Vos outlined GOP priorities in an emailed newsletter from his office late Thursday.
Vos notes that the Assembly approved a bill on pre-existing conditions last year and sent it to the Senate. He says he looks forward to seeing such legislation become law.
Vos didn’t say what else Republicans would take up.
Republican lawmakers are considering passing a bill guaranteeing health insurance for people with pre-existing conditions as part of a lame-duck legislative session next week.
Two people with knowledge of the discussions tell The Associated Press on Thursday that the bill is in the mix. They requested anonymity because they were not authorized to describe the discussions.
Lawmakers have not said exactly what they will take up in the session planned before Democratic Gov.-elect Tony Evers takes office.
Other ideas being considered include moving the 2020 presidential primary election and limiting Evers’ ability to appoint members of the state economic development agency.
The Assembly passed a pre-existing conditions bill last year, but the Senate never took it up.
--By Scott Bauer in Madison.
The Republican leader of the Wisconsin Senate says a lame-duck session to pass a series of GOP priorities before Democratic Gov.-elect Tony Evers takes office could commence as soon as Tuesday.
Senate Majority Leader Scott Fitzgerald told the Wisconsin State Journal on Thursday that bills could be made public Friday, with a public hearing Monday followed by floor votes on Tuesday.

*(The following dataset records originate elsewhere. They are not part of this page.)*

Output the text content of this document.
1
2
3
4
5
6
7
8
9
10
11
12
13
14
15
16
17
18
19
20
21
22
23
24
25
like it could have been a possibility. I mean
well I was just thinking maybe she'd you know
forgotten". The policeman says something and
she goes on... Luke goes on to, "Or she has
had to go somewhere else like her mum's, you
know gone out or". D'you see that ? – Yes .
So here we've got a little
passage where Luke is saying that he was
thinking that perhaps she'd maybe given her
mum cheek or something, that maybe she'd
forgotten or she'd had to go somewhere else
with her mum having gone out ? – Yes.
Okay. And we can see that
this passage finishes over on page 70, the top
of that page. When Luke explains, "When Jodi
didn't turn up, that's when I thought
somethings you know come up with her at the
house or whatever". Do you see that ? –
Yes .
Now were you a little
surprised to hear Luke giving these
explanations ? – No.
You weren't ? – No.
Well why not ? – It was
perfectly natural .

Republicans have repeatedly said they hoped to return in a lame-duck session next week. They have not said definitely what issues will be taken up, but they are considering moving the 2020 presidential primary in an effort to improve the chances that conservative Wisconsin Supreme Court Justice Dan Kelly will win election.
Other ideas include institute Medicaid work requirements that Evers opposes and reducing appointments he can make to the state’s economic development agency.